Telltale Games 2.0 is committed to a 'healthy, non-crunch culture'

Telltale Games 2.0 is committed to a 'healthy, non-crunch culture'

The new Telltale Games isn't the walking dead. It's a new incarnation that hopes to honor the studio's legacy while fixing some of the systemic problems that crippled the old company.

Amanda Farough & Mike Futter,Thu, 29 Aug 2019 00:26:00

The company called Telltale Games we knew is gone. It has been since November 2018 when the owners assigned the company’s assets for fire sale to slake creditors’ thirst. Since then, the studio’s games have been disappearing. Microsoft fully removed Minecraft Story Mode from sale and distribution. Skybound and others have reclaimed their intellectual property.

The situation seemed dire… until this morning. As GameDaily reported, Telltale Games’ assets and brand have new owners (an assembly of video game veterans) with a fledgling team led by CEO Jamie Ottilie.

Today at a GameDaily Connect fireside chat, we spoke with Ottilie about how he’s rebuilding the studio, the challenges of completing the acquisition, and how he and his colleagues are planning to do right by the studio’s original creators and its fans.

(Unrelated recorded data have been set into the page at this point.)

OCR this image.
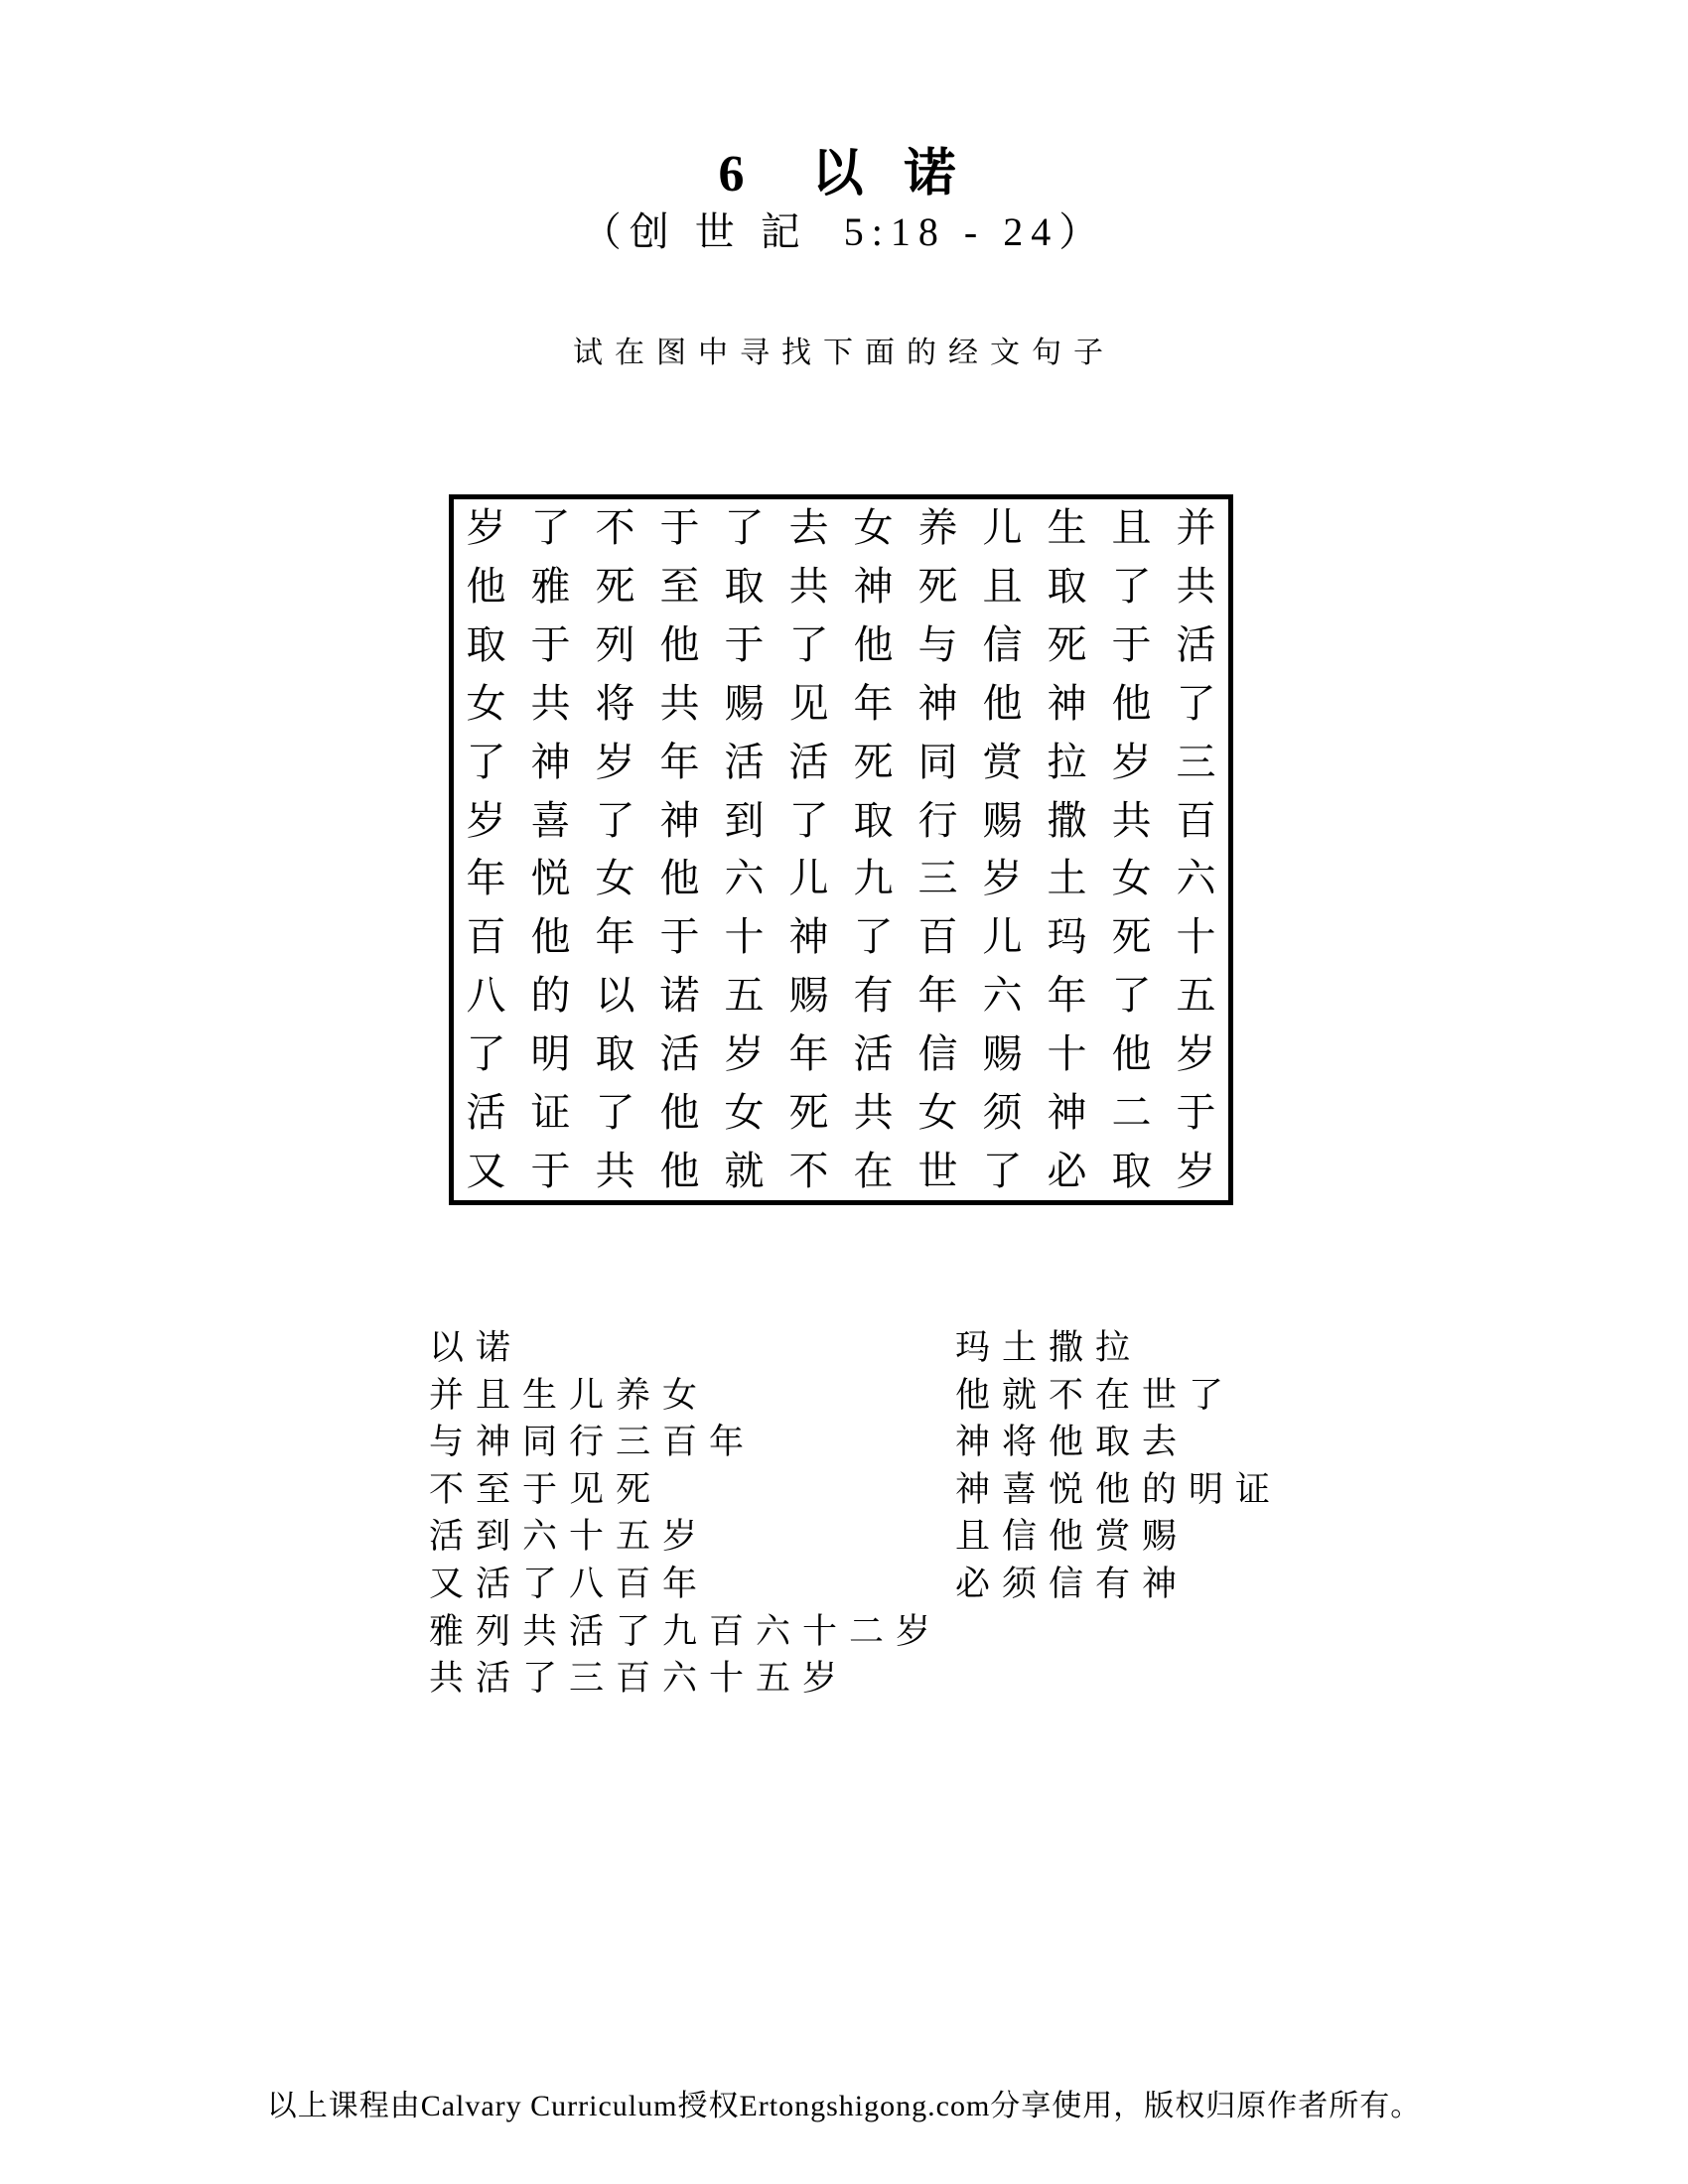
6  以 诺
（创 世 記  5:18 - 24）
试在图中寻找下面的经文句子
岁 了 不 于 了 去 女 养 儿 生 且 并
他 雅 死 至 取 共 神 死 且 取 了 共
取 于 列 他 于 了 他 与 信 死 于 活
女 共 将 共 赐 见 年 神 他 神 他 了
了 神 岁 年 活 活 死 同 赏 拉 岁 三
岁 喜 了 神 到 了 取 行 赐 撒 共 百
年 悦 女 他 六 儿 九 三 岁 土 女 六
百 他 年 于 十 神 了 百 儿 玛 死 十
八 的 以 诺 五 赐 有 年 六 年 了 五
了 明 取 活 岁 年 活 信 赐 十 他 岁
活 证 了 他 女 死 共 女 须 神 二 于
又 于 共 他 就 不 在 世 了 必 取 岁
以诺
并且生儿养女
与神同行三百年
不至于见死
活到六十五岁
又活了八百年
雅列共活了九百六十二岁
共活了三百六十五岁
玛土撒拉
他就不在世了
神将他取去
神喜悦他的明证
且信他赏赐
必须信有神
以上课程由Calvary Curriculum授权Ertongshigong.com分享使用，版权归原作者所有。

There has been much talk in the few short hours since the announcement about how the new Telltale Games will be slowly scaling up full-time staff and relying on contractors as it builds up.

"We need to grow this company slowly and carefully," Ottilie said. "We want to build a healthy work culture, a non-crunch culture. We'll be staffing up slowly. We'd love to bring back every Telltale employee that wants to come back but that's not the economic reality of the game industry today and that would be irresponsible."

Ottilie expanded on this during the fireside chat, naming Sara Guinness, Telltale's former director of operations, to the same role in the new company.

"We've gotta stabilize the catalog and shore up the development pipeline," Ottilie said. "We're working with a group of artists, engineers, and QA folks that are former Telltale. They're being fairly compensated for every hour that they're with us."

The original Telltale Games was 275 strong when it underwent its mass layoff in September 2018. The remaining 25 or so were let go when the company entered assignment in November of last year. The old Telltale Games business was hit with a WARN Act lawsuit over its alleged failure to comply with that law. Those legal matters are separate from the new entity operating under the Telltale Games name.